Quantitative poymerase chain reaction (qPCR) is a method to quantify the amplified product in real time by looking at the amount detected at a certain point of the run, as it is directly related to the initial amount of target in the sample.
By using a fluorescent reporter in the qPCR reaction, it is possible to measure DNA generation in the qPCR assay. The linearity of DNA amplification in the assay is used to determine absolute or relative quantities of a known sequence in a sample.
qPCR measures the DNA amplification in real-time while conventional PCR measures the amplification at the end of the reaction.

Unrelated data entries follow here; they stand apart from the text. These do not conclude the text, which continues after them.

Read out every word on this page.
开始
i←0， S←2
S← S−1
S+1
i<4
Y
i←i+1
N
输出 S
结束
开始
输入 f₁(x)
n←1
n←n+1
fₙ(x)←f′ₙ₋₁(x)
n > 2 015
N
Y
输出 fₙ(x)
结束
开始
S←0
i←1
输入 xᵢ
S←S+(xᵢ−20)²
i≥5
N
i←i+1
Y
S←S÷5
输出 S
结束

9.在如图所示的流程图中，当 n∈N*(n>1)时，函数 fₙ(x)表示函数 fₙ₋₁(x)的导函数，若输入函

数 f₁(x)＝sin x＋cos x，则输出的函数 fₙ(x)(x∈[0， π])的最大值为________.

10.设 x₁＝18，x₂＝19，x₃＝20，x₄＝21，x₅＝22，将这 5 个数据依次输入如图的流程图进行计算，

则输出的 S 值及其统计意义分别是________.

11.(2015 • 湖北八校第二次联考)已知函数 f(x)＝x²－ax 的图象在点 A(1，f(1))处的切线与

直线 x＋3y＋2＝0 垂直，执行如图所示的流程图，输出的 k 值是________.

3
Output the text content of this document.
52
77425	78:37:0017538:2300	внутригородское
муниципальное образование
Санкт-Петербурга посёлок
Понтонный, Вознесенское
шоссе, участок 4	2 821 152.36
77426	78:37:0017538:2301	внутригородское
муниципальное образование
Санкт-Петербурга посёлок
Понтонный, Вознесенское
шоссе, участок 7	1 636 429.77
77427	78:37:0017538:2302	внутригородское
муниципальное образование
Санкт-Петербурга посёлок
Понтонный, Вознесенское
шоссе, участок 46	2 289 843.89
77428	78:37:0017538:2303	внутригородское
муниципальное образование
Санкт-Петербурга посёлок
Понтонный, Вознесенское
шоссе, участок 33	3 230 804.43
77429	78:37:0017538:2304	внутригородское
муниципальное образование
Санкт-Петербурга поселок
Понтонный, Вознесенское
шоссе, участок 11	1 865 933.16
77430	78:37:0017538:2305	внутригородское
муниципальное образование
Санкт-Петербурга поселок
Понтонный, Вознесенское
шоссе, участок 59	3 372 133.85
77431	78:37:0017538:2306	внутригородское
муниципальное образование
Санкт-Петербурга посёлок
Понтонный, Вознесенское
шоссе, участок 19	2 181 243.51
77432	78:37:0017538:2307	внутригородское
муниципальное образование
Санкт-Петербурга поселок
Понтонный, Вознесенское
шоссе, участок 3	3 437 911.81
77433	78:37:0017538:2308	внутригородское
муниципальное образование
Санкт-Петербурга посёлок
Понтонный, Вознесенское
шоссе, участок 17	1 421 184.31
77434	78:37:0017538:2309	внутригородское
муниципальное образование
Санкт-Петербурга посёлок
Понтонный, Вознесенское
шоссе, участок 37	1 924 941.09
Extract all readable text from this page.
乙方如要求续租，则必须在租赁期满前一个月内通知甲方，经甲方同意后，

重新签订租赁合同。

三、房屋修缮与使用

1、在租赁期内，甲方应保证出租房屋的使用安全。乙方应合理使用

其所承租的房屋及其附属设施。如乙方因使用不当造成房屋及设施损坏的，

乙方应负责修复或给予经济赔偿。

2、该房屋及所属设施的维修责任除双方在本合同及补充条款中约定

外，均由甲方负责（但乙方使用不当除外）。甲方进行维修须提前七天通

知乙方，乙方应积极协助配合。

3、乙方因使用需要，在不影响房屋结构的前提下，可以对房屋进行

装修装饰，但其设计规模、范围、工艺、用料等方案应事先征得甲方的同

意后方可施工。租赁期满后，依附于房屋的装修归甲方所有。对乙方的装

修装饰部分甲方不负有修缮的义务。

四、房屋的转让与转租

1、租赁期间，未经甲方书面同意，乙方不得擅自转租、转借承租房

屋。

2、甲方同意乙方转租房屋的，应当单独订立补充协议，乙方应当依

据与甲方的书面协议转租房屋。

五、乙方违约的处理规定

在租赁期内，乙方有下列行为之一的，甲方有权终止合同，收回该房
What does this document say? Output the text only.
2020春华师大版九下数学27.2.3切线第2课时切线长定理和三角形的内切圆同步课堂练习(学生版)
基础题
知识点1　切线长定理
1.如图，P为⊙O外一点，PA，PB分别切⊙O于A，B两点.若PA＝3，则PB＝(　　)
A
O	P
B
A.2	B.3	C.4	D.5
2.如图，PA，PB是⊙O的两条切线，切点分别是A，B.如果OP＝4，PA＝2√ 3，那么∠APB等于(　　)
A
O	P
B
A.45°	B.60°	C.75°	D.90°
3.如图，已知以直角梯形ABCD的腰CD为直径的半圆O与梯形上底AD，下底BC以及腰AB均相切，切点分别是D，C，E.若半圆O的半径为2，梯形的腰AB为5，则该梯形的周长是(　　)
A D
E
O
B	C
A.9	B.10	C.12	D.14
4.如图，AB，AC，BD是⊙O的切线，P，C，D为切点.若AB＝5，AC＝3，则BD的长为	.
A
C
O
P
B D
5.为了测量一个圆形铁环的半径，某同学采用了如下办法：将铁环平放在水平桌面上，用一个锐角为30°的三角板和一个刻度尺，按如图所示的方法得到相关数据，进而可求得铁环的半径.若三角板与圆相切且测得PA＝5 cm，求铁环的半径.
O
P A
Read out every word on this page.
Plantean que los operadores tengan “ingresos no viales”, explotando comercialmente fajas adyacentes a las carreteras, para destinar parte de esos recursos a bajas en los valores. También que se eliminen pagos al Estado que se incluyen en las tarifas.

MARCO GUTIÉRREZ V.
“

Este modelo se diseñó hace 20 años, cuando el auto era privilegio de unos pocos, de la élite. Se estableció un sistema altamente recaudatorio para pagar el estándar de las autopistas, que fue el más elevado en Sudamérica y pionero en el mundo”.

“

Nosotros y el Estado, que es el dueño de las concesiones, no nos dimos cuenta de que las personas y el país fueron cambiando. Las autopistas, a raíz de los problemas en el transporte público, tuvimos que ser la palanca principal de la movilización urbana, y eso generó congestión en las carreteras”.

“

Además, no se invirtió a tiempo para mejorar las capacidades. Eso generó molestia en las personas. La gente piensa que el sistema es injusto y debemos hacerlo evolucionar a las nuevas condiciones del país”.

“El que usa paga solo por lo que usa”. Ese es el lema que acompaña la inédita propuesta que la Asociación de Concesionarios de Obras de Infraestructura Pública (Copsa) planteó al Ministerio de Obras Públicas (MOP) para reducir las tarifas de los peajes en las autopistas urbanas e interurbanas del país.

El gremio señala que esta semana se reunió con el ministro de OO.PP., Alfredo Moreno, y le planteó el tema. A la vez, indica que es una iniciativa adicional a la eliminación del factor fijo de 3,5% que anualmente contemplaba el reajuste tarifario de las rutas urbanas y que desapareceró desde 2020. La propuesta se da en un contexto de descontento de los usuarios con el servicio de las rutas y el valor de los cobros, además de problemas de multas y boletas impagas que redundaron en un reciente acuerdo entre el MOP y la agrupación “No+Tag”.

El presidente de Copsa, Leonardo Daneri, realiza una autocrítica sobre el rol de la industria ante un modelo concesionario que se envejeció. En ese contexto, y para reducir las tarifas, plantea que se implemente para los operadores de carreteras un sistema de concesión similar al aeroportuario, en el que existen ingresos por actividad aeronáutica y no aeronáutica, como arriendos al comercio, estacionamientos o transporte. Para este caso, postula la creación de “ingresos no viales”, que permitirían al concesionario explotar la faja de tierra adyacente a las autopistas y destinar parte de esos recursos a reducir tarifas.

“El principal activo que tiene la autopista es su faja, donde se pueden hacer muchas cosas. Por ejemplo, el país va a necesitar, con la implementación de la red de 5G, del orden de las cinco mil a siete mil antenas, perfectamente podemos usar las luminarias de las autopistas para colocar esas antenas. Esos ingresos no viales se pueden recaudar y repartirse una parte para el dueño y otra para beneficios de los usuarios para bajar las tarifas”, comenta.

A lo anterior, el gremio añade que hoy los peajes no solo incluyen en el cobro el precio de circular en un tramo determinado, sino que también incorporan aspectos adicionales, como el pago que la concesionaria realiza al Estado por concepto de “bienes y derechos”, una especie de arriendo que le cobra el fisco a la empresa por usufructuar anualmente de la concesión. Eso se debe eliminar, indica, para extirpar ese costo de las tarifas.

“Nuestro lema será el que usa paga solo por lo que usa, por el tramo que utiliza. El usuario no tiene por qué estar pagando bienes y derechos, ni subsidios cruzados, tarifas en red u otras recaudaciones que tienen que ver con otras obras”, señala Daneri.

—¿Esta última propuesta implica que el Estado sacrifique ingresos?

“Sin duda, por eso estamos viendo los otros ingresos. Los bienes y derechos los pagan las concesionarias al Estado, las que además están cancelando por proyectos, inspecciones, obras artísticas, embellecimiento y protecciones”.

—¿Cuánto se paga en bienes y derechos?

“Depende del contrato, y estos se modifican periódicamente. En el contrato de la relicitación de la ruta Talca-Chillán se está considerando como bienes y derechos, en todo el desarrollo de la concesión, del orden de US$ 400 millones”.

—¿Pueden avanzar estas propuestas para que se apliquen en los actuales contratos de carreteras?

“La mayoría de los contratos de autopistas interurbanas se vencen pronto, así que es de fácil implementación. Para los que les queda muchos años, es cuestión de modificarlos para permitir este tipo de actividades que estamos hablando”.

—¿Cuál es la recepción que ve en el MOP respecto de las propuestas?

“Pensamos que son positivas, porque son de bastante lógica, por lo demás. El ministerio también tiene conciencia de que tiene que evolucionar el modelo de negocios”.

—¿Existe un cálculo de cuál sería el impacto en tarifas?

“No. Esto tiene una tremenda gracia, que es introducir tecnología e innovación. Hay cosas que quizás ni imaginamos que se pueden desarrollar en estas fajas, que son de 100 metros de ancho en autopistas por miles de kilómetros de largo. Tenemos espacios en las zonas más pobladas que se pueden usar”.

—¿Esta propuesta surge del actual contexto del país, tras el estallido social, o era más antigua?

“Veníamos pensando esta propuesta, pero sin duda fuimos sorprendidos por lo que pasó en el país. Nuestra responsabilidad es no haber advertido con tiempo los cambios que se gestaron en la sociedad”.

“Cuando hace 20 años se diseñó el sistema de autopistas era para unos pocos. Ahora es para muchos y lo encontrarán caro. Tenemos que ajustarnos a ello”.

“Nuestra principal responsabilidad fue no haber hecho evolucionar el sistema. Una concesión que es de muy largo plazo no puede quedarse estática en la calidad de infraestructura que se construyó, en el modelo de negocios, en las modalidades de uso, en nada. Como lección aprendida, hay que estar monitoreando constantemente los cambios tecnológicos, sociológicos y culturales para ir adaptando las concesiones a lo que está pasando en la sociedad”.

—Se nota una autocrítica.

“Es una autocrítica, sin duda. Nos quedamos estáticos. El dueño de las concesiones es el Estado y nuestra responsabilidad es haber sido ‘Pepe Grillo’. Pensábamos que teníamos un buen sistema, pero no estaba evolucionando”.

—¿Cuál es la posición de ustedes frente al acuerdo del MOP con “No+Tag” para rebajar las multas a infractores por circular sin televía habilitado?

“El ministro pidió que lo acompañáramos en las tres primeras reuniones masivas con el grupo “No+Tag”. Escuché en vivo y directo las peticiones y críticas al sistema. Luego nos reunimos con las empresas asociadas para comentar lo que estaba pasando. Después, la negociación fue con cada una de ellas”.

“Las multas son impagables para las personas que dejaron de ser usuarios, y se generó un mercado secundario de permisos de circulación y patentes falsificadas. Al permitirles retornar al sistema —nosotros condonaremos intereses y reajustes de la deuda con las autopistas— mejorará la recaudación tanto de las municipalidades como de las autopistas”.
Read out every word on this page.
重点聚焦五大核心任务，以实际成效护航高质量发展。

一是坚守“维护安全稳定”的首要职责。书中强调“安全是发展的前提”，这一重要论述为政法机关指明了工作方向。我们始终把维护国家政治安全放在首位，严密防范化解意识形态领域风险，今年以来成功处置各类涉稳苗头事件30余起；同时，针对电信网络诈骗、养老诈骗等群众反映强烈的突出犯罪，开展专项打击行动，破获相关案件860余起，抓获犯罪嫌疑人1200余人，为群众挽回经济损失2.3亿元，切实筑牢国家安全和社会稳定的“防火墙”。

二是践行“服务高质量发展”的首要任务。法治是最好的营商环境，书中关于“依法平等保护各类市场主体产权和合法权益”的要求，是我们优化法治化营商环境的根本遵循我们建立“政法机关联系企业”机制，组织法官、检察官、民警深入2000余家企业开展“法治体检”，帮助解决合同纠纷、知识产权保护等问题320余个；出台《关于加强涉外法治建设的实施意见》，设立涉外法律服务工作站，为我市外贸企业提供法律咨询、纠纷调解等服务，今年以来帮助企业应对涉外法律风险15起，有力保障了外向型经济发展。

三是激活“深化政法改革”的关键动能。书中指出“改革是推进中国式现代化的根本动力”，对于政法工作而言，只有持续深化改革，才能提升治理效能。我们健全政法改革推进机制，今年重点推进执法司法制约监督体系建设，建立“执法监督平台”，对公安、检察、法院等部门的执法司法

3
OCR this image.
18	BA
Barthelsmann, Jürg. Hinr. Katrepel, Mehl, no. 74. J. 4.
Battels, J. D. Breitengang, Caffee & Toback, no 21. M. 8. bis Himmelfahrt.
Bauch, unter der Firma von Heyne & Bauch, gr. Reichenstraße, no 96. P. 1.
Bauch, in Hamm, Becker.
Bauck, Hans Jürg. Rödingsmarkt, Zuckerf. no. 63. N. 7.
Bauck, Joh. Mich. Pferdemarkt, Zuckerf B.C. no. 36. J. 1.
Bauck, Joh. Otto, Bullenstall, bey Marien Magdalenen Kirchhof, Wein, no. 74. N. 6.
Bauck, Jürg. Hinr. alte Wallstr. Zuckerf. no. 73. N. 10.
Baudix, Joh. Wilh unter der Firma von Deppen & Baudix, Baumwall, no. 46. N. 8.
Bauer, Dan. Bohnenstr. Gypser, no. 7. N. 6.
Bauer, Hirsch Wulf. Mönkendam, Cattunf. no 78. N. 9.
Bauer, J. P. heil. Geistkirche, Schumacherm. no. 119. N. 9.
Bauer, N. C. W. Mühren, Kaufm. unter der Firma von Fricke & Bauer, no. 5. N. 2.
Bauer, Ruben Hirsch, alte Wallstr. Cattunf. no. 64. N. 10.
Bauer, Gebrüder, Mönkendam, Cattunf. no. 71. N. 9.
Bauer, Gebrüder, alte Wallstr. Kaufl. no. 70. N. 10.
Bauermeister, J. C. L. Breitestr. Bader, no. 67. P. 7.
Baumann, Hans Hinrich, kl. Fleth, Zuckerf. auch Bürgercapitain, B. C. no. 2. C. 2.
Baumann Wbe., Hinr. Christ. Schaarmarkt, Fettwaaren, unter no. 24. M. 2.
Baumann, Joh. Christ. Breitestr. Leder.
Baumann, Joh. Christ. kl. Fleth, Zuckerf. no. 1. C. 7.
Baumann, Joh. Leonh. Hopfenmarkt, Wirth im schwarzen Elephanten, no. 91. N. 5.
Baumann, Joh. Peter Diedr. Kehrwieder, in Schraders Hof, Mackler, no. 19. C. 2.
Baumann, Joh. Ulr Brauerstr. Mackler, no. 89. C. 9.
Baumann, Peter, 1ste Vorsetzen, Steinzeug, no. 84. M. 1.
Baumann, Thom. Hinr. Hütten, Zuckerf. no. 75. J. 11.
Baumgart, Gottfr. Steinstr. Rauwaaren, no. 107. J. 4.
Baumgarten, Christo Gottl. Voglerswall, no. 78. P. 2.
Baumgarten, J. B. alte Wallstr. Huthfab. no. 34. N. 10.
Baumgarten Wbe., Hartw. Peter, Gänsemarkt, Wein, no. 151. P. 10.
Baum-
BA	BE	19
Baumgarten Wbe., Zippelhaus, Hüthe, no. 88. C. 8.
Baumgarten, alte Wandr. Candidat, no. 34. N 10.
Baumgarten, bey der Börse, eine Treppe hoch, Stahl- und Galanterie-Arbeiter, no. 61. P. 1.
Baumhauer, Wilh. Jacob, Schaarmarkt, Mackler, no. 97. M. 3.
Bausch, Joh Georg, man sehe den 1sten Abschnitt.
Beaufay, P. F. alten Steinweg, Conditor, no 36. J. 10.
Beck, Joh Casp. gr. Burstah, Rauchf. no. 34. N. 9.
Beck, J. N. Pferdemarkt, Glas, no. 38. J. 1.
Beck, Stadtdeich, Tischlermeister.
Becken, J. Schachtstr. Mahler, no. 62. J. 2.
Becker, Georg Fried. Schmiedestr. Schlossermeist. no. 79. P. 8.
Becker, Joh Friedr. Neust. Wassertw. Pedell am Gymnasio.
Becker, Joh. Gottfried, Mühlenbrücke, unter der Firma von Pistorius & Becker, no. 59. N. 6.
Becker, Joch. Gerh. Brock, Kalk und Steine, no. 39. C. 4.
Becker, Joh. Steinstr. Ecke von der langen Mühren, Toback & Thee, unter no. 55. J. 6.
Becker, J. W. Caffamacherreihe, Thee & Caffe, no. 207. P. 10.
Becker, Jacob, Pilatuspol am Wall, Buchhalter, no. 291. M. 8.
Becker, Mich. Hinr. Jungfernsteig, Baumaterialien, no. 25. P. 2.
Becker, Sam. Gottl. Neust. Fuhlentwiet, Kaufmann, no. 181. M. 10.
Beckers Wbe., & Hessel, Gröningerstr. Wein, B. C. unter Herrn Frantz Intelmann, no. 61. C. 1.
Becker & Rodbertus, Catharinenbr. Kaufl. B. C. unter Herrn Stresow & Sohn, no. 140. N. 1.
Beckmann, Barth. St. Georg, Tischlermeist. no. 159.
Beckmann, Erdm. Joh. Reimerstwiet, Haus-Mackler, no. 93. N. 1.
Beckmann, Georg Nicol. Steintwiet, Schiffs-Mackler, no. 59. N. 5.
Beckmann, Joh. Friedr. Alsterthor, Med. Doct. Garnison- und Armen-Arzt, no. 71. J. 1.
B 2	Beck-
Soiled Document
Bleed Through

Step 1: Denaturation: This step uses high heat (around 95°C) to denature the double helix DNA structure into single strands. Step 2: Annealing step uses a lower heat to allow the primers in the reaction mix to bind to the template which is now single stranded. Annealing temperatures are usually around 60°C but can vary depending on the design of the primers. Step 3 is the extension step, where the temperature is again increased to about 72°C to allow for optimal performance of the taq polymerase enzyme which attaches to the site where the primer binds to the template. During this step, the taq moves along the strand incorporating free nucleotides into the sequence to generate a double stranded DNA. Step 4: End of cycle. This is the duration set out by the thermocycler for the extension step. The next cycle starts again from step 1 through step 3 to complete a second cyle. 35 to 40 cycles can be completed for good results.